In this design, the hosel is positioned closer to the heel of the putter head, which results in a centre-shafted appearance. Heel shaft hosels are typically found in mallet-style putters and can offer improved alignment and a more face-balanced configuration.
This hosel type features two bends in the shaft that connect to the putter head. It often creates a face-balanced configuration, where the putter face points directly upward when balanced on a finger. Double bend hosels are commonly used in mallet-style putters and can suit golfers with a straight-back-straight-through putting stroke.
Slant neck hosels have a forward-leaning bend that connects the shaft to the putter head. This design often produces a moderate toe hang, promoting a slight arc in the putting stroke. Slant neck hosels are commonly seen in both blade-style and mallet-style putters.
A single bend putter shaft has a minimal bend in the shaft about the width of half the shaft. This allows your hands to be slightly more in line with the ball. Almost all the single-bend putters are face balanced. A single-bend putter tends to be the best option for the golfer that wants a clean look at the address, one that sets them up for more accuracy and consistency. Lower handicap players like the single bend putter because it makes it easier to square the clubface up.
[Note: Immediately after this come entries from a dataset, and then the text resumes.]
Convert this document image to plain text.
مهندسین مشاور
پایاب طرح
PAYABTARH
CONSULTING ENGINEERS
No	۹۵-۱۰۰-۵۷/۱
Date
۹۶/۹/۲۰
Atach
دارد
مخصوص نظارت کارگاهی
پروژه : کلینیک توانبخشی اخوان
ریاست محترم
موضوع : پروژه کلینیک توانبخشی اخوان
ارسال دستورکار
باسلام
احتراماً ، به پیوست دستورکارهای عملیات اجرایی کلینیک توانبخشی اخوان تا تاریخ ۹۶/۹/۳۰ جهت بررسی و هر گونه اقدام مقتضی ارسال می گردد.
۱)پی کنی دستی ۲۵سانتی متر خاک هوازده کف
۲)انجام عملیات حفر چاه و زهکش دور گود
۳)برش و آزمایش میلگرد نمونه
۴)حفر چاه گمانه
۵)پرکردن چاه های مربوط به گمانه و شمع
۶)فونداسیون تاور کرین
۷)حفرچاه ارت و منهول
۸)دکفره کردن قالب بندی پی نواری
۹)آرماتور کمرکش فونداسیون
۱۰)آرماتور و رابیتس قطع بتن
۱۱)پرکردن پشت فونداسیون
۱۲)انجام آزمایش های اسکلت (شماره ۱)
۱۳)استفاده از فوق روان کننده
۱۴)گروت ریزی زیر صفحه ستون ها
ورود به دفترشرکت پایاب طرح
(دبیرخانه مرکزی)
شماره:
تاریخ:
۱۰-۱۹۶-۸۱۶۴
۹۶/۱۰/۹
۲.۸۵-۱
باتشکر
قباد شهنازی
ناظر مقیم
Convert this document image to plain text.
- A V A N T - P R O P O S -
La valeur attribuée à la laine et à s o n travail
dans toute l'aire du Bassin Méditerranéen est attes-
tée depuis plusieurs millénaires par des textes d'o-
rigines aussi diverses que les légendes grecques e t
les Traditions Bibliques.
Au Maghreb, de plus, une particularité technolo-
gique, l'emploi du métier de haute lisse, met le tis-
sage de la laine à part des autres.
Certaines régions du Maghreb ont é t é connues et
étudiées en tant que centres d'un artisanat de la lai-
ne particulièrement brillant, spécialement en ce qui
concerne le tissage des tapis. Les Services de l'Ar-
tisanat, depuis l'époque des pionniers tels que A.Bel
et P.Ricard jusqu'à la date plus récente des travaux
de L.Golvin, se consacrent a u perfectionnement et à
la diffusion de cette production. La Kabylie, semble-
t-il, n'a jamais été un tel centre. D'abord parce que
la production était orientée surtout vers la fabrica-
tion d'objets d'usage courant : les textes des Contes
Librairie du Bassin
If you are a golfer with more of an arc style stroke, the flow neck could be a good choice for you. The flow neck has less offset. In addition, the flow neck gives golfers more toe hang. Helps players stand a little further from the ball and ensure the putter is more square at impact. Won’t work well for a golfer that is more mechanical and less feel oriented.
In recent years, the short slant has become the most popular hosel type for modern TaylorMade putters. This Tour-proven design, used by the likes of Rory McIlory, Dustin Johnson and more, provides the best of both worlds.
It's very compact and helps dictate a wonderfully square face at address while also letting the golfer frame the ball very nicely. Because of its slight toe hang, it can be used either by golfers with a stacked setup (eyes over the ball) or players who stand more upright and produce an arced stroke (eyes inside the ball). The beauty is in the versatility. Players with an arced stroke (inside, square, inside) who opt for this hosel may benefit from adding length to their putter.